Personal information
- Full name: Francis Stafford Pipe-Wolferstan
- Born: 14 October 1826 Statfold, Staffordshire, England
- Died: 3 November 1900 (aged 74) Statfold, Staffordshire, England
- Batting: Unknown

Domestic team information
- 1846: Oxford University

Career statistics
| Competition | First-class |
| Matches | 1 |
| Runs scored | 7 |
| Batting average | 7.00 |
| 100s/50s | –/– |
| Top score | 7 |
| Balls bowled | – |
| Wickets | – |
| Bowling average | – |
| 5 wickets in innings | – |
| 10 wickets in match | – |
| Best bowling | – |
| Catches/stumpings | –/– |
- Source: Cricinfo, 26 December 2013

= Francis Pipe-Wolferstan =

English cricketer

Francis Stafford Pipe-Wolferstan (14 October 1826 - 3 November 1900) was an English cricketer. Pipe-Wolferstan's batting style is unknown.

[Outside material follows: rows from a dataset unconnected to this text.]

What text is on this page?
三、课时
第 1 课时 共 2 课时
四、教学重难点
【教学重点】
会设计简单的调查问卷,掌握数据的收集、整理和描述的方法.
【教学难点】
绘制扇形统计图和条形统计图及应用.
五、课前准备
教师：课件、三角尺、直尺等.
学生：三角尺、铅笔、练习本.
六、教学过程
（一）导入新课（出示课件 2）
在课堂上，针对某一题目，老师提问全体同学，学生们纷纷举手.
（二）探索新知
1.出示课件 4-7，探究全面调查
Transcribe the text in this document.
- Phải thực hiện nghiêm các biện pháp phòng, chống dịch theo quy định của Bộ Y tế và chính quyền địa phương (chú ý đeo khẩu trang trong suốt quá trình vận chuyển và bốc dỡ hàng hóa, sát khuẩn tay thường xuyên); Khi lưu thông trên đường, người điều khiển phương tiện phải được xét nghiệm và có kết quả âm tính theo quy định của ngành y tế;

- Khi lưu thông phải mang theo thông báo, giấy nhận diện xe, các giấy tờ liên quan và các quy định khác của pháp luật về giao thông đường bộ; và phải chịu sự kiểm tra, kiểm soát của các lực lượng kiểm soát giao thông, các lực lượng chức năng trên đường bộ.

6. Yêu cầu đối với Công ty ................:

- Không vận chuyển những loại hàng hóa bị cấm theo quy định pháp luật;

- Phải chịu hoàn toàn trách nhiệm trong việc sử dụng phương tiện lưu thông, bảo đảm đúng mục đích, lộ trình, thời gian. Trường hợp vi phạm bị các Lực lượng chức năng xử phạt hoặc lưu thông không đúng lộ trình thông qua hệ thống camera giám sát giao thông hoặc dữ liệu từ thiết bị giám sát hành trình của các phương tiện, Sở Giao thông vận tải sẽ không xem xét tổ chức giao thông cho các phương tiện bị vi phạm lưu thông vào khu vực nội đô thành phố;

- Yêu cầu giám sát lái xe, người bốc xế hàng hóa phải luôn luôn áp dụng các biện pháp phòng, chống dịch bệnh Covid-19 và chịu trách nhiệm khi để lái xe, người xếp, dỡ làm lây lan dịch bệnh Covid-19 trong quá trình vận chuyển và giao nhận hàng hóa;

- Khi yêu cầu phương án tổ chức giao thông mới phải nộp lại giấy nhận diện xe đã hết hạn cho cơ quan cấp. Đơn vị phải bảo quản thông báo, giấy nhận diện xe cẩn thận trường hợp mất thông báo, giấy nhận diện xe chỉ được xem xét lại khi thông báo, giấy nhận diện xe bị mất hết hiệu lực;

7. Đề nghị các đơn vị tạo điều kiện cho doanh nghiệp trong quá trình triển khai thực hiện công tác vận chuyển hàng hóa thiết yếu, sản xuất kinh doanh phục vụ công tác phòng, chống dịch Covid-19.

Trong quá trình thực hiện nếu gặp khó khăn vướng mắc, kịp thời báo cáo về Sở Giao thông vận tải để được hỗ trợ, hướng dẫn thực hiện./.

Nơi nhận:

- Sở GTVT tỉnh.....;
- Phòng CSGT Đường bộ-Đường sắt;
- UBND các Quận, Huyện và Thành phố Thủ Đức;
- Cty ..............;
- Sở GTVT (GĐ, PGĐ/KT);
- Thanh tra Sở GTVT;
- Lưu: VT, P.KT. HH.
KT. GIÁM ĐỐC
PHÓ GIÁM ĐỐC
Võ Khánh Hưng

Born at Statfold, Staffordshire, Pipe-Wolferstan was educated at Eton College before studying law at Balliol College, Oxford. While studying at the university he made a single appearance in first-class cricket for Oxford University against the Marylebone Cricket Club in 1846 at Lord's. In a match which Oxford University won by an innings and 17 runs, he scored 7 runs in his only innings, before being dismissed by William Lillywhite.

He was a member of the Inner Temple and was a barrister until 1871. Between 1871 and 1891 he was a farmer of 796 acres and employed seventeen people. He was resident at Statfold Hall in his home village and died there on 3 November 1900.